Take a little thought vacation with me, if you will.

We’re about two years into the future.  The economy is improving, slowly but steadily.  The whole health care thing has been passed into law, one way or another.  The early jockeying for the presidential election has started, but hasn’t heated up too much.

Congress gets a wild idea that it can control even more.  It introduces a pair of bills that are known as the Solar Energy and Sufficient Sleep Acts of 2011.  The first bill mandates that the sun will rise in the East, once every 24-hour period, the day after it has set (they had to make arrangements for certain parts of Alaska and “other states and territories such as may be applicable”).  The second one similarly says that the sun will set in the West once per day, after it has risen on that day.
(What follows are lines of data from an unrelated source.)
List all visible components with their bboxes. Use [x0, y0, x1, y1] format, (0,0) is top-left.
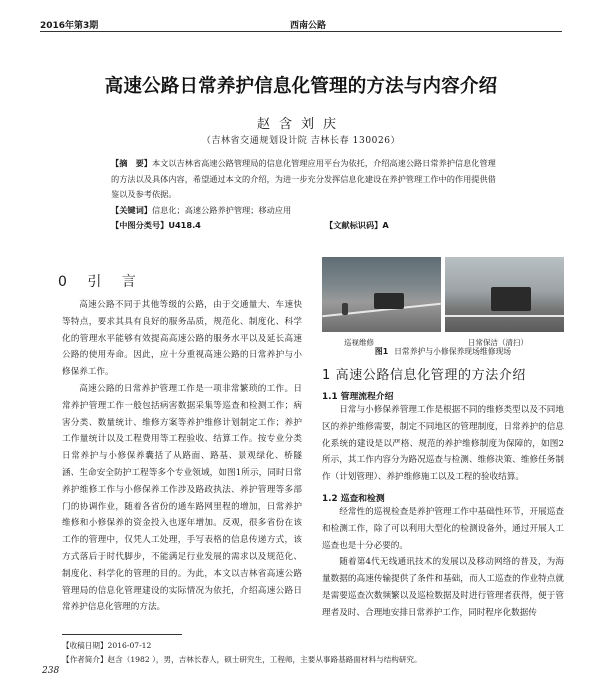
document-code	[325, 218, 389, 234]
section-0-paragraph: 高速公路的日常养护管理工作是一项非常繁琐的工作。日常养护管理工作一般包括病害数据采集等巡查和检测工作；病害分类、数量统计、维修方案等养护维修计划制定工作；养护工作量统计以及工程费用等工程验收、结算工作。按专业分类日常养护与小修保养囊括了从路面、路基、景观绿化、桥隧涵、生命安全防护工程等多个专业领域，如图1所示，同时日常养护维修工作与小修保养工作涉及路政执法、养护管理等多部门的协调作业，随着各省份的通车路网里程的增加，日常养护维修和小修保养的资金投入也逐年增加。反观，很多省份在该工作的管理中，仅凭人工处理，手写表格的信息传递方式，该方式落后于时代脚步，不能满足行业发展的需求以及规范化、制度化、科学化的管理的目的。为此，本文以吉林省高速公路管理局的信息化管理建设的实际情况为依托，介绍高速公路日常养护信息化管理的方法。	[62, 383, 302, 613]
subsection-1-2-body	[322, 504, 564, 622]
clc-value: U418.4	[168, 220, 201, 230]
sweeping-photo	[445, 257, 564, 332]
header-rule	[40, 31, 562, 32]
author-affiliation: （吉林省交通规划设计院 吉林长春 130026）	[201, 136, 401, 146]
journal-name: 西南公路	[290, 21, 327, 31]
keywords-label: 【关键词】	[111, 204, 152, 215]
patrol-repair-photo	[322, 257, 441, 332]
keywords	[111, 203, 498, 219]
section-0-title: 0 引 言	[58, 274, 144, 290]
classification-row	[111, 218, 498, 234]
section-0-body	[62, 297, 302, 616]
photo-caption-right: 日常保洁（清扫）	[468, 338, 528, 347]
abstract-text: 本文以吉林省高速公路管理局的信息化管理应用平台为依托，介绍高速公路日常养护信息化管理的方法以及具体内容，希望通过本文的介绍，为进一步充分发挥信息化建设在养护管理工作中的作用提供借鉴以及参考依据。	[111, 158, 496, 199]
subsection-1-1-body	[322, 402, 564, 486]
worker-figure	[342, 303, 348, 315]
section-1-title: 1 高速公路信息化管理的方法介绍	[322, 368, 527, 383]
clc-label: 【中图分类号】	[111, 220, 169, 230]
figure-1-number: 图1	[374, 347, 389, 356]
doc-code-value: A	[382, 220, 389, 230]
abstract-block	[111, 156, 498, 234]
subsection-1-2-title: 1.2 巡查和检测	[322, 494, 385, 504]
subsection-1-1-paragraph: 日常与小修保养管理工作是根据不同的维修类型以及不同地区的养护维修需要，制定不同地区的管理制度，日常养护的信息化系统的建设是以严格、规范的养护维修制度为保障的，如图2所示，其工作内容分为路况巡查与检测、维修决策、维修任务制作（计划管理）、养护维修施工以及工程的验收结算。	[322, 405, 564, 483]
journal-issue: 2016年第3期	[40, 21, 99, 31]
footnote-received-date: 【收稿日期】2016-07-12	[62, 641, 152, 650]
page-number: 238	[42, 666, 60, 676]
doc-code-label: 【文献标识码】	[325, 220, 383, 230]
subsection-1-1-title: 1.1 管理流程介绍	[322, 392, 394, 402]
subsection-1-2-paragraph: 随着第4代无线通讯技术的发展以及移动网络的普及，为海量数据的高速传输提供了条件和基础，而人工巡查的作业特点就是需要巡查次数频繁以及巡检数据及时进行管理者获得，便于管理者及时、合理地安排日常养护工作，同时程序化数据传	[322, 557, 564, 618]
road-marking	[445, 315, 564, 317]
maintenance-vehicle	[374, 293, 404, 309]
figure-1-caption-text: 日常养护与小修保养现场维修现场	[394, 347, 512, 356]
photo-caption-left: 巡视维修	[344, 338, 374, 347]
paper-author: 赵含刘庆	[256, 117, 345, 132]
abstract	[111, 156, 498, 203]
figure-1-caption	[322, 346, 564, 357]
sweeper-truck	[491, 287, 531, 311]
running-header	[40, 18, 562, 32]
keywords-text: 信息化；高速公路养护管理；移动应用	[151, 204, 292, 215]
section-0-paragraph: 高速公路不同于其他等级的公路，由于交通量大、车速快等特点，要求其具有良好的服务品质，规范化、制度化、科学化的管理水平能够有效提高高速公路的服务水平以及延长高速公路的使用寿命。因此，应十分重视高速公路的日常养护与小修保养工作。	[62, 300, 302, 378]
subsection-1-2-paragraph: 经常性的巡视检查是养护管理工作中基础性环节，开展巡查和检测工作，除了可以利用大型化的检测设备外，通过开展人工巡查也是十分必要的。	[322, 507, 564, 551]
abstract-label: 【摘 要】	[111, 158, 152, 168]
clc-number	[111, 218, 201, 234]
footnote-rule	[62, 634, 182, 635]
figure-1-photos	[322, 257, 564, 347]
paper-title: 高速公路日常养护信息化管理的方法与内容介绍	[104, 76, 498, 97]
footnote-author-info: 【作者简介】赵含（1982 ），男，吉林长春人，硕士研究生，工程师，主要从事路基路面材料与结构研究。	[62, 655, 422, 664]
The two bills pass the House of Representatives with not too much wrangling.  Just about everybody signed on as a joint sponsor of the bills, so there wasn’t much question about that.  The bills go to the Senate where the first bill is passed on a voice vote, but the second one is hung up in committee on some of the sunset provisions.

President Obama signs the Solar Energy bill, and it becomes law.  The Sufficient Sleep bill never makes it out of committee, and dies a quiet death at the end of the session.

Interesting.  We now have a law saying that the sun will rise once each day, after it has set the day before.  But there’s no matching law saying the sun has to set.  What happens?

The same thing that has been happening since the fourth day of creation!  The sun doesn’t care about what laws are passed by silly people who think they can control such things.  God ordained the earth with an amount of spin, and that rotation (and the tilt of the earth on its axis) determines where and when the day starts and stops.

But why, oh why, do we think we can control how warm the earth gets?

At last week’s G8 gathering, leaders of the world’s 17 biggest greenhouse gas emitters agreed in principle on a ceiling for global temperatures. They pledged to work together to ensure that the planet won’t warm more than 2 degrees Celsius (that’s 3.6 degrees Fahrenheit) above pre-industrial levels.

(from here).  Silly, silly people to think they can mandate what Nature does, to think they can mandate what they don’t understand.  You’d think they have sunspots on the brain.

But it seems that sunspots have much more effect on the earth’s temperature than most will acknowledge.  See NASA’s sunspot graph (from here)

That flat part before 1700 is called the Maunder Minimum, after the scientist who discovered it.  This ties in to the time of the Little Ice Age.  We are in a period of very low sunspot activity right now – see http://www.solarcycle24.com/.  Sunspots regularly cycle up and down in a period of roughly eleven years. But the highs aren’t all the same and the lows aren’t all the same.

This graph shows the number of days without sunspots (red) as compared to the last equivalent sunspot cycle (blue).  Higher bars means more days without sunspots, per month.

So in the last blue cycle, we had whole strings of months where there were sunspots every day (graph reading zero).  This time around, we’re at almost two years with more than half the days showing no sunspots at all.  A sunspot was just seen on Wednesday, but I think it had been 16 days since the prior one.

I’m not scared about global warming.  I’m scared about global cooling.